Thursday, May 21, 2009

Bringing it all together...


There have been times in my life when things came together in a way that made me say "Yes. This is right. This is exacty where I am supposed to be or be doing right now." Of course I'm more amenable to saying that when things are going in a way that I agree with, make me feel good or have some other positive bent to it. I've also been in the place where I've said, "No, I simply cannot accept this. I do not like this and I don't think I'm supposed to be here right now." Accompanied by the stomping of my feet! But it was the right place at the right time. My soul knew it. The controlling aspect of my ego disagreed because it didn't fall into my pleasure arena.
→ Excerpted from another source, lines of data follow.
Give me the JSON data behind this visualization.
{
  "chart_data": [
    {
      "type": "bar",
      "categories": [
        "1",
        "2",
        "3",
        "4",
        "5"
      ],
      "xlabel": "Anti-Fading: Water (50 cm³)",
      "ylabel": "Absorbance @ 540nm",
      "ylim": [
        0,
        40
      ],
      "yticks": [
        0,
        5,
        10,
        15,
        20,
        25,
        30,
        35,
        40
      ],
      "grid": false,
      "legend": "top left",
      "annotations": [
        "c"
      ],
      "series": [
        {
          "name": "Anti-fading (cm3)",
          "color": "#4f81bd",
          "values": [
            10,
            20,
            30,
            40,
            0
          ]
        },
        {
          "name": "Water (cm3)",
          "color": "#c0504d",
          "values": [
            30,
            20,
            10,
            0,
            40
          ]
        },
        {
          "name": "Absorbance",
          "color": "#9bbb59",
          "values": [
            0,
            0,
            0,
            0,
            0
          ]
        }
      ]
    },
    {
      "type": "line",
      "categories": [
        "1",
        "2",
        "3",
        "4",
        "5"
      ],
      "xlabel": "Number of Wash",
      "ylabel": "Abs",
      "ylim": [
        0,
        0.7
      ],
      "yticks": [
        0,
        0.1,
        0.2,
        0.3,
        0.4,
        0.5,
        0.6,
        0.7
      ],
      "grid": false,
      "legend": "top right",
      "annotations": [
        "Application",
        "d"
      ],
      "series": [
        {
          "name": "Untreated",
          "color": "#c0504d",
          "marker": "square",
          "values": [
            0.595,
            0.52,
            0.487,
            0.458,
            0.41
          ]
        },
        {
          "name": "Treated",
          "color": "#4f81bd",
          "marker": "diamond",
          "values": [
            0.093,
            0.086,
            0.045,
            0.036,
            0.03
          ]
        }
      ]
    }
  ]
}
I'm trying to listen to my soul more. Trying to give it the light of the day so it can shine and brighten up my journey. I've been studying with Wynn Tamura and his process of Mind Body Integration for the last three years. Something fell forth in the last workshop he gave and the tethering pulls of my past loosened so I could understand the power of this kind of work. I've been held back by trying to feel what he feels when he moves energy. Well there is no way I can get to his level any time soon. He's been at it for 25 years, along with his innate ability to sensate below the obvious levels of consciousness. But I what I did understand is that I have my own way to seeing, feeling and being present with others.
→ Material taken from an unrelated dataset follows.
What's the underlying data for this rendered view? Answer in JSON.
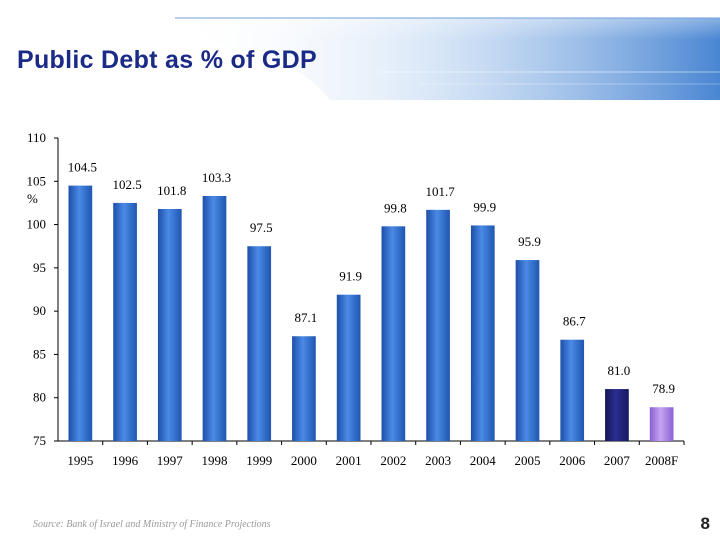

Twenty years ago, I graduated from a year long massage therapy program in Chicago. Ten years later I graduated with a Masters in Psychology/ Counseling from Antioch University, Seattle. Five years later, I was certified as a Professional Personal Coach at the Coaching Institute in San Rafael, California. And here I am today - bringing these modalities together to help people increase their awareness of the unconscious patterns preventing them from feeling joy in their lives. It is clear to me that the patterns existing below the surface create havoc and dis'ease when they aren't acknowledged. The pool of healing is endless once a person can 'feel' that stuckness in their body, become aware of the mechanisms they've created to protect all that is below the discomfort. I've been given a gift of freedom and spaciousness from my teacher's journey and him sharing it and educating me. I've tasted the nectar. I know it's the right thing when I'm compelled (like the 12th step in AA) to give back - to give it away - to help anyone else who wants this freedom in their life.

So this is the beginning post of my new journey as a coach and counselor working to help people integrate their mind and body together for more joyous living.